Dietitians are vital members of the medical teams in hospitals, clinics and extended care facilities. Opportunities for advancement are enhanced with specialization in a particular area of nutrition such as cardiovascular, diabetes, pediatric or renal.
Dietitians are employed by government and public health agencies, including day care centers, home health agencies, health and fitness clubs and federally funded programs that feed and counsel pregnant women, children, families, elderly and underprivileged individuals.
Dietitians are entrepreneurs who contract nutrition services to health care facilities, industries, sports teams and health clubs. Other opportunities include feature writing, television appearances and consulting on the design of health programs for athletes, industry employees or people with unique needs.

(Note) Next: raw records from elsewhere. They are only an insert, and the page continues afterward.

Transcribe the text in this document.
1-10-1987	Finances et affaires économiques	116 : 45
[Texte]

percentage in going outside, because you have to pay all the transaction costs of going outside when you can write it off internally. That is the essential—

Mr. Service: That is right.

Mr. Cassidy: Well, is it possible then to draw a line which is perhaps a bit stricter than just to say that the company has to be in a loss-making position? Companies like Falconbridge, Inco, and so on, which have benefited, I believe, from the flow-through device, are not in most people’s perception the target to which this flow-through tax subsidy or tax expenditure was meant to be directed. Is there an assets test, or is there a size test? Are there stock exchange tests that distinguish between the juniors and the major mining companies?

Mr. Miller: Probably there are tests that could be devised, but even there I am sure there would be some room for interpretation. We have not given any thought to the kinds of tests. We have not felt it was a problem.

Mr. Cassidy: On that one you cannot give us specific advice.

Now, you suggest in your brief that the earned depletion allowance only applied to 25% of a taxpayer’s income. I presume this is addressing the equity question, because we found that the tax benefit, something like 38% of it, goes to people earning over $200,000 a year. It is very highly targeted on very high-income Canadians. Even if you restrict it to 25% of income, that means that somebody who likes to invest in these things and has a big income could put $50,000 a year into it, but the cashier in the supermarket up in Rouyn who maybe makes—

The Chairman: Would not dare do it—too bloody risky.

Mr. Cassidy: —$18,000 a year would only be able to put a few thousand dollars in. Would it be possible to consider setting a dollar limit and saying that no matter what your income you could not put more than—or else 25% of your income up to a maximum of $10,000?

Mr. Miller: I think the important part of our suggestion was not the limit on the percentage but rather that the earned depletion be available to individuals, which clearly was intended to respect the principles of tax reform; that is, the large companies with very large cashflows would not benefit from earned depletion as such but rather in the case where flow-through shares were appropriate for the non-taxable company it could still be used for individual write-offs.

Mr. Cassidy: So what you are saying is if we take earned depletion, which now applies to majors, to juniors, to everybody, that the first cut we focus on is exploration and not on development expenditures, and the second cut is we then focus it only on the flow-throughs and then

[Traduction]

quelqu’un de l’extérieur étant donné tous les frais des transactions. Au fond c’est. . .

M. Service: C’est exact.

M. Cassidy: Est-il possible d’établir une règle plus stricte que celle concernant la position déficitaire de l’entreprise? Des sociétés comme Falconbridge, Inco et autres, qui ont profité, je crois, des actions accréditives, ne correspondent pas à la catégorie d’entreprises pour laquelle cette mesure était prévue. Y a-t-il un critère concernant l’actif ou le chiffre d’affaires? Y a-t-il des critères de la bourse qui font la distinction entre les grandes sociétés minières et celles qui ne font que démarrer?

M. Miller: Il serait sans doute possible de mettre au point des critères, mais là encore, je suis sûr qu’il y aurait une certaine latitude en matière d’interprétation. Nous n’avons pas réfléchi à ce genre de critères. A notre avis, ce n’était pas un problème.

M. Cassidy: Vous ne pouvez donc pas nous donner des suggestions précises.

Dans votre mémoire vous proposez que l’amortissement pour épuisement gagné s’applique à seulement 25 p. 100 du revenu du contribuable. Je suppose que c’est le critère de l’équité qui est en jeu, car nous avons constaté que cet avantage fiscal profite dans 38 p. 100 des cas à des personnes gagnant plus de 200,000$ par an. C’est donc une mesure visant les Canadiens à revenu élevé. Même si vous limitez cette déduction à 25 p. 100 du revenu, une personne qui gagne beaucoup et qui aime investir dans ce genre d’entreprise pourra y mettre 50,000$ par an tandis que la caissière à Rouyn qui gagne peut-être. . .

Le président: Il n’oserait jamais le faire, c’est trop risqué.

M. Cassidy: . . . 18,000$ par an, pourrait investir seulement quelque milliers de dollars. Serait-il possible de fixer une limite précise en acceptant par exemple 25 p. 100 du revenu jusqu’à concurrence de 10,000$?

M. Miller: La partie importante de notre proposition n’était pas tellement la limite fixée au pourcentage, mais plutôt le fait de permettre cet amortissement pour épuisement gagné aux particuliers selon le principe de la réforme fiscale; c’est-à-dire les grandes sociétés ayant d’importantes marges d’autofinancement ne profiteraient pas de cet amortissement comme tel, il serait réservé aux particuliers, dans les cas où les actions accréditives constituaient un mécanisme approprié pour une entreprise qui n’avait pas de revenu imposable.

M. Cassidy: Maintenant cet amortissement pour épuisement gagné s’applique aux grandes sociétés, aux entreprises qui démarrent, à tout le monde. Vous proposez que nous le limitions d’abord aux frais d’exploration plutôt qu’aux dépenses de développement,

Dietitians provide expertise on food safety and sanitation procedures, portion control and budgeting.
Dietitians work in major universities, colleges, professional and technical schools as well as in government agencies, pharmaceutical and food companies. They teach the sophisticated science of nutrition to college students preparing to be dietitians, doctors, nurses, coaches, trainers, health specialists and a broad spectrum of other careers. Research seeks answers to critical and pertinent questions about foods, nutrients, nutritional needs and dietary recommendations for the public.
Dietitians work in health care (long-term and critical care) facilities, institutions, schools, restaurants, cafeterias, prisons and private industry. Responsibilities may include personnel management, menu planning and pricing, budgeting, purchasing and merchandising to provide nutritional food that is palatable and appealing.